The manufacturers design the coverstocks to help you control skid length. Aggressive coverstocks with matte finishes (textured finishes) gain traction on the lane sooner than polished (less textured and smoother) coverstocks.

You can alter the skid length slightly by changing the surface texture of a given bowling ball. If you need slightly more skid length, use a finer grit pad and reduce the amount of texture on the surface of the ball. Use more grit on the pad to shorten the skid length. Simple enough.

The manufacturers also design inner cores to control the degree of hook potential a ball shows as it travels on the back end of the lane. Symmetric ball designs have a fairly stable core design and produces a controllable and an even arc rolling motion.

To add some length and a sharper hook on the back end, use an asymmetric ball. Simple enough.

You need not understand bowling ball symmetry science to use what the manufacturers provide to your advantage.


Once you have selected your ball, the drilling layout will also affect the ball motion.

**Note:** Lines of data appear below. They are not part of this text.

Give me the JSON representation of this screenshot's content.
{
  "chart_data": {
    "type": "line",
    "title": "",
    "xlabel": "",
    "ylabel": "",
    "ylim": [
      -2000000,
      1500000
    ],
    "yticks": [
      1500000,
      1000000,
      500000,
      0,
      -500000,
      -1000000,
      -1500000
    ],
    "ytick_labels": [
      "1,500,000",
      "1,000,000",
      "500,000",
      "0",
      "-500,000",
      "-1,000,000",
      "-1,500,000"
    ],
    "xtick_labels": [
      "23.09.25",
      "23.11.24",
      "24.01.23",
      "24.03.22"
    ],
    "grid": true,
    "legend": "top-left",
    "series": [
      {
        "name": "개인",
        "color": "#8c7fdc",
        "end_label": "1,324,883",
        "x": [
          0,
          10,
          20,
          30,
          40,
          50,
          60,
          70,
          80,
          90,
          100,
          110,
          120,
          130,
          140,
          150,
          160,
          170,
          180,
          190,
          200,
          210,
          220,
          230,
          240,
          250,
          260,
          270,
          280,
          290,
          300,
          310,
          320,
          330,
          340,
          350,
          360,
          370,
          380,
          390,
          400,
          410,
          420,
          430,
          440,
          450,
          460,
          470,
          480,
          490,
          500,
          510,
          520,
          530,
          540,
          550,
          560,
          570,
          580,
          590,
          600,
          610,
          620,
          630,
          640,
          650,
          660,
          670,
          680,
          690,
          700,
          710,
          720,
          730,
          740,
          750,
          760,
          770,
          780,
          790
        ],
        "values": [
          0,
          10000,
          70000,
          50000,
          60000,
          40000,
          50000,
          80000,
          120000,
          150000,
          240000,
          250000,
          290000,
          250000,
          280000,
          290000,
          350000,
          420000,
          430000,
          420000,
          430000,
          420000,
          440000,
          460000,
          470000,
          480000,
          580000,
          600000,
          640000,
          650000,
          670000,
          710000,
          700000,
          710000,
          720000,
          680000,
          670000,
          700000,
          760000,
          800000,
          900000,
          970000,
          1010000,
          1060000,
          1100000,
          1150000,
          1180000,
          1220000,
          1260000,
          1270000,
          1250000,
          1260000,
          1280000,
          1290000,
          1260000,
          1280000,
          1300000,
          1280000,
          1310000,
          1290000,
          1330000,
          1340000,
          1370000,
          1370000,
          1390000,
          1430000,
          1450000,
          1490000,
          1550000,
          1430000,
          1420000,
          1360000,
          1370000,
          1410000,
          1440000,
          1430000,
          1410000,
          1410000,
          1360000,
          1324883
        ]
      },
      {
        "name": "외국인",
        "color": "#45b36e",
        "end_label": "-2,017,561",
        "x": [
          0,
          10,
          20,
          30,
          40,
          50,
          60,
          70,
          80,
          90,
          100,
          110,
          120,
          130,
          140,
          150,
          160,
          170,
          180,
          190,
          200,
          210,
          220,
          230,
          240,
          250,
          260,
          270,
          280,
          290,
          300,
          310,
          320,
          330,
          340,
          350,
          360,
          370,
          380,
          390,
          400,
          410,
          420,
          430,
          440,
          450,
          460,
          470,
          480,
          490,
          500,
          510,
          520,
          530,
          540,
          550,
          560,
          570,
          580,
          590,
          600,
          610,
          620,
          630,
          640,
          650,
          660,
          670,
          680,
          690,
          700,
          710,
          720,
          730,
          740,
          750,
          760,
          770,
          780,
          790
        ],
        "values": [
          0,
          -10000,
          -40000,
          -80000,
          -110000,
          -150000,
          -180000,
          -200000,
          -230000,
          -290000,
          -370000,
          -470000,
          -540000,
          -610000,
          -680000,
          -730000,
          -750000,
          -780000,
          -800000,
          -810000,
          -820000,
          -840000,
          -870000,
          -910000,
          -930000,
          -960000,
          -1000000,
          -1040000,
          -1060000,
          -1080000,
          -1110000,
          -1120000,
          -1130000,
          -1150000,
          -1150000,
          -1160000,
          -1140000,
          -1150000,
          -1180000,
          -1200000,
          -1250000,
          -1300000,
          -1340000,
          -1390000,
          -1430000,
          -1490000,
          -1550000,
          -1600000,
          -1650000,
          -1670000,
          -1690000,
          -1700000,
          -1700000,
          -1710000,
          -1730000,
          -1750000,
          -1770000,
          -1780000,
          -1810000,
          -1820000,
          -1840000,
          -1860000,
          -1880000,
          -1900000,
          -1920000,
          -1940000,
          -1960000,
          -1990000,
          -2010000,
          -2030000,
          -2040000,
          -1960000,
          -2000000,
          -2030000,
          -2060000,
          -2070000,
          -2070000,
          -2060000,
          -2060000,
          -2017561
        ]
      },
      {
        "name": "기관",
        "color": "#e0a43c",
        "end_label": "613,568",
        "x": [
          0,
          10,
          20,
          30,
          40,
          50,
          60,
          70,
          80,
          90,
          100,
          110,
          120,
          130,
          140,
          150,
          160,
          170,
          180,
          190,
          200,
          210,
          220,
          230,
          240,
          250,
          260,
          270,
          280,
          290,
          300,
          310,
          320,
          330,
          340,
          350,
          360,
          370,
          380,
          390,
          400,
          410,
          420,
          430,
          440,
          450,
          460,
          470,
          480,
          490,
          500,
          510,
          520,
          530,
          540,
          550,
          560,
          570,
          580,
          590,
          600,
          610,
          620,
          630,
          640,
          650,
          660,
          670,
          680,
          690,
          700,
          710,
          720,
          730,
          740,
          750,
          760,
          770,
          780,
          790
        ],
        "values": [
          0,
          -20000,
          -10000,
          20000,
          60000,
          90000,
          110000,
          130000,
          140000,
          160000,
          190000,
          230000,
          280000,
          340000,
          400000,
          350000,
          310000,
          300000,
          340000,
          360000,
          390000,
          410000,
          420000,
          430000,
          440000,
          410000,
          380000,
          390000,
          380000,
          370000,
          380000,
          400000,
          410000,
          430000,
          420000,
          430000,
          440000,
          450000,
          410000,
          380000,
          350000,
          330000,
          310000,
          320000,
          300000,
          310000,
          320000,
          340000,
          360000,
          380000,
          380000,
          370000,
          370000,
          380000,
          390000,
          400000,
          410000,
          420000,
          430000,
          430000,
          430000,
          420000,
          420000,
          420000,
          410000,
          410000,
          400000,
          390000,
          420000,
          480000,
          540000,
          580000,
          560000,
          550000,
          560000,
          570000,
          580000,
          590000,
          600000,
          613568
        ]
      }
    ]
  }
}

Some layouts will create a less aggressive and more controllable ball reaction while others can do the opposite.

The net effect is that in choosing a given drilling layout, you influence the ball motion beyond the scope of a standard layout most commonly used by pro shop professionals today.

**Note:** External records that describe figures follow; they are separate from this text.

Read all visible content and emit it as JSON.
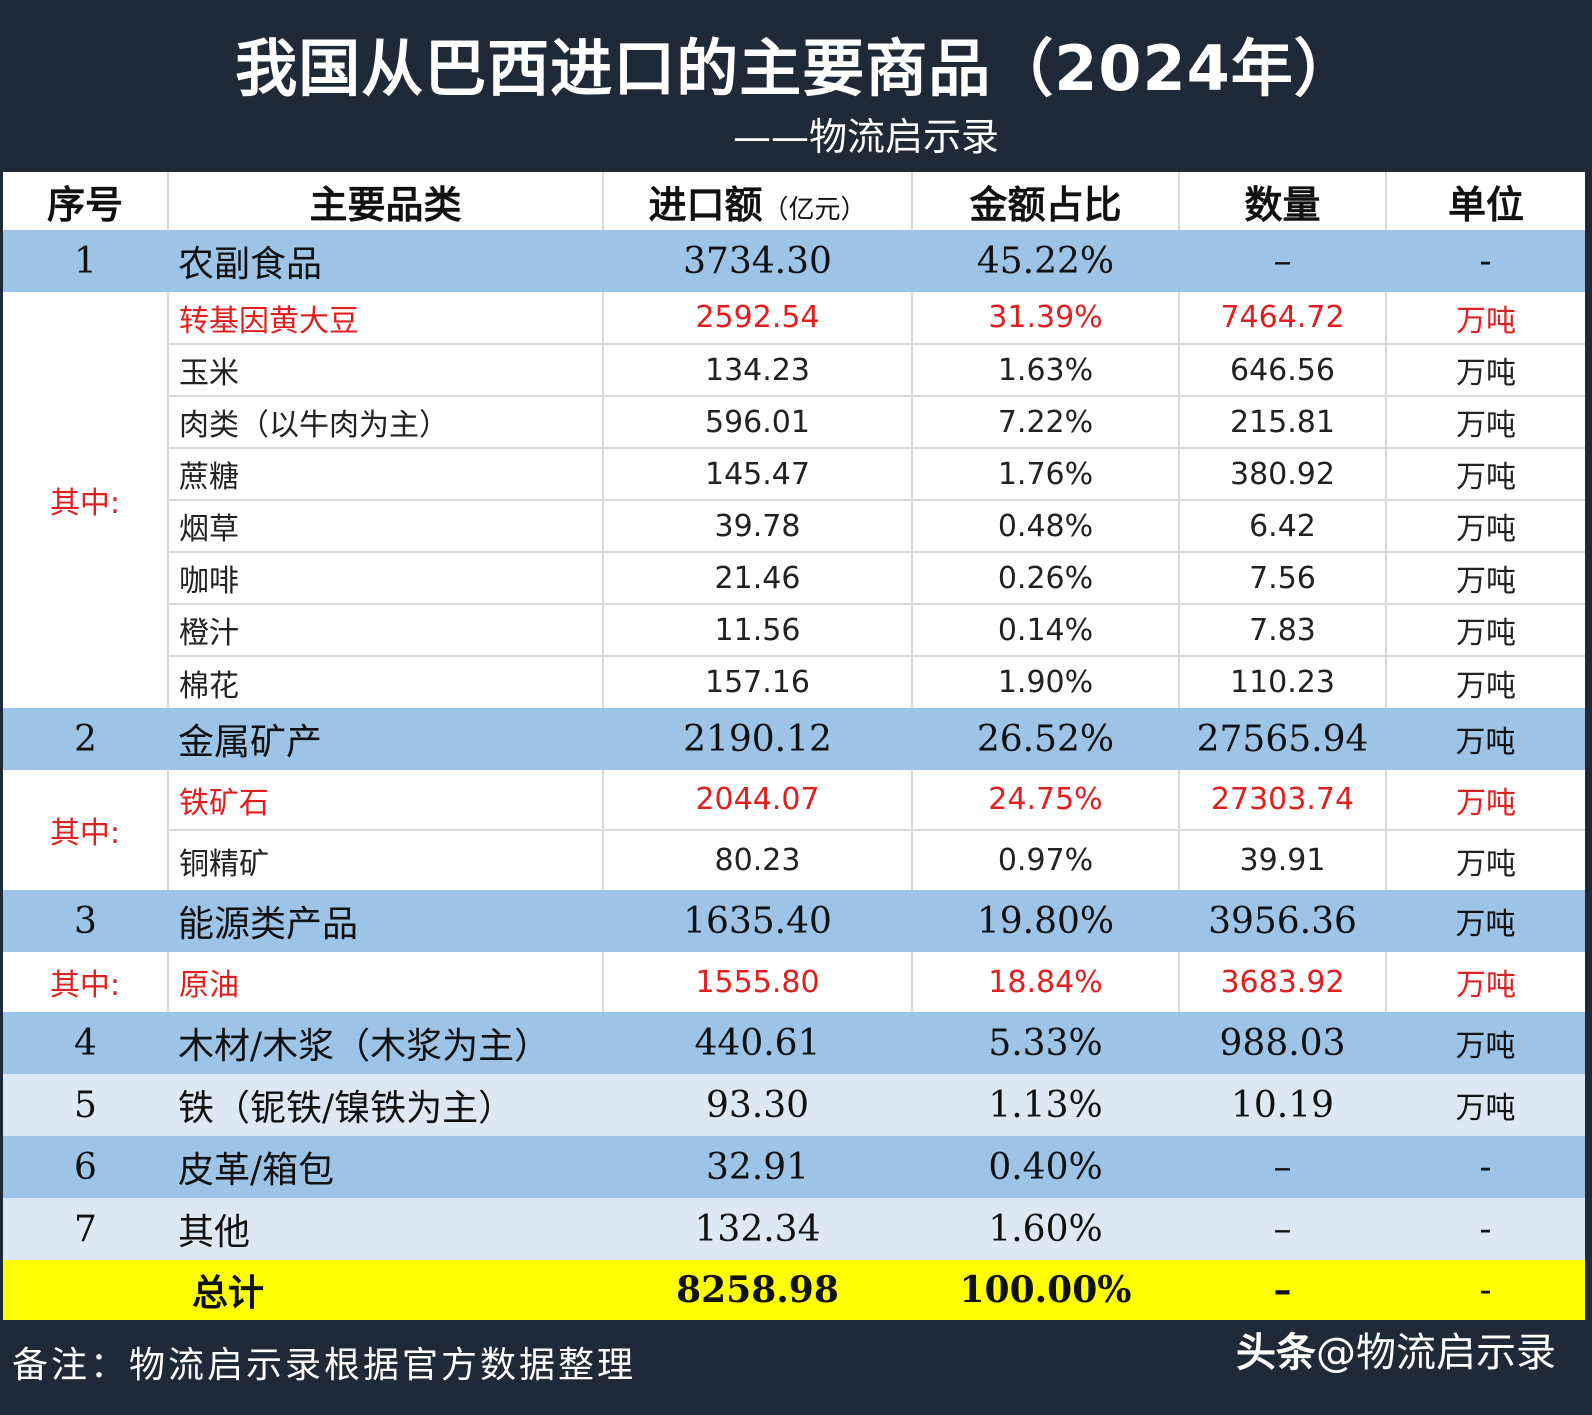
{
  "header": {
    "title": "我国从巴西进口的主要商品（2024年）",
    "subtitle": "——物流启示录"
  },
  "columns": {
    "seq": "序号",
    "category": "主要品类",
    "amount": "进口额",
    "amount_unit": "（亿元）",
    "share": "金额占比",
    "qty": "数量",
    "unit": "单位"
  },
  "qizhong_label": "其中:",
  "rows": [
    {
      "seq": "1",
      "name": "农副食品",
      "amount": "3734.30",
      "share": "45.22%",
      "qty": "–",
      "unit": "-"
    },
    {
      "name": "转基因黄大豆",
      "amount": "2592.54",
      "share": "31.39%",
      "qty": "7464.72",
      "unit": "万吨"
    },
    {
      "name": "玉米",
      "amount": "134.23",
      "share": "1.63%",
      "qty": "646.56",
      "unit": "万吨"
    },
    {
      "name": "肉类（以牛肉为主）",
      "amount": "596.01",
      "share": "7.22%",
      "qty": "215.81",
      "unit": "万吨"
    },
    {
      "name": "蔗糖",
      "amount": "145.47",
      "share": "1.76%",
      "qty": "380.92",
      "unit": "万吨"
    },
    {
      "name": "烟草",
      "amount": "39.78",
      "share": "0.48%",
      "qty": "6.42",
      "unit": "万吨"
    },
    {
      "name": "咖啡",
      "amount": "21.46",
      "share": "0.26%",
      "qty": "7.56",
      "unit": "万吨"
    },
    {
      "name": "橙汁",
      "amount": "11.56",
      "share": "0.14%",
      "qty": "7.83",
      "unit": "万吨"
    },
    {
      "name": "棉花",
      "amount": "157.16",
      "share": "1.90%",
      "qty": "110.23",
      "unit": "万吨"
    },
    {
      "seq": "2",
      "name": "金属矿产",
      "amount": "2190.12",
      "share": "26.52%",
      "qty": "27565.94",
      "unit": "万吨"
    },
    {
      "name": "铁矿石",
      "amount": "2044.07",
      "share": "24.75%",
      "qty": "27303.74",
      "unit": "万吨"
    },
    {
      "name": "铜精矿",
      "amount": "80.23",
      "share": "0.97%",
      "qty": "39.91",
      "unit": "万吨"
    },
    {
      "seq": "3",
      "name": "能源类产品",
      "amount": "1635.40",
      "share": "19.80%",
      "qty": "3956.36",
      "unit": "万吨"
    },
    {
      "name": "原油",
      "amount": "1555.80",
      "share": "18.84%",
      "qty": "3683.92",
      "unit": "万吨"
    },
    {
      "seq": "4",
      "name": "木材/木浆（木浆为主）",
      "amount": "440.61",
      "share": "5.33%",
      "qty": "988.03",
      "unit": "万吨"
    },
    {
      "seq": "5",
      "name": "铁（铌铁/镍铁为主）",
      "amount": "93.30",
      "share": "1.13%",
      "qty": "10.19",
      "unit": "万吨"
    },
    {
      "seq": "6",
      "name": "皮革/箱包",
      "amount": "32.91",
      "share": "0.40%",
      "qty": "–",
      "unit": "-"
    },
    {
      "seq": "7",
      "name": "其他",
      "amount": "132.34",
      "share": "1.60%",
      "qty": "–",
      "unit": "-"
    },
    {
      "name": "总计",
      "amount": "8258.98",
      "share": "100.00%",
      "qty": "–",
      "unit": "-"
    }
  ],
  "footer": {
    "note": "备注：物流启示录根据官方数据整理",
    "watermark_brand": "头条",
    "watermark_handle": "@物流启示录"
  },
  "colors": {
    "background": "#1f2a38",
    "category_row": "#9dc3e6",
    "light_row": "#dce9f5",
    "highlight_text": "#e02020",
    "total_row": "#ffff00"
  }
}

It is not vital for you to understand every scientific term to be a good bowler.

If you rely on the technology as planned by the manufacturer, describe the type of ball motion you seek in comparison to what you presently have, your pro shop professional can help you find a suitable bowling ball and an appropriate drilling layout.

Then you merely need to bowl with the ball and you can further tweak the coverstock to slightly alter the reaction. Pretty easy.

There is no need for you to become a scientist to understand bowling balls.

Because there are so many great choices in today’s bowling ball technology, keep your ball selection strategy simple.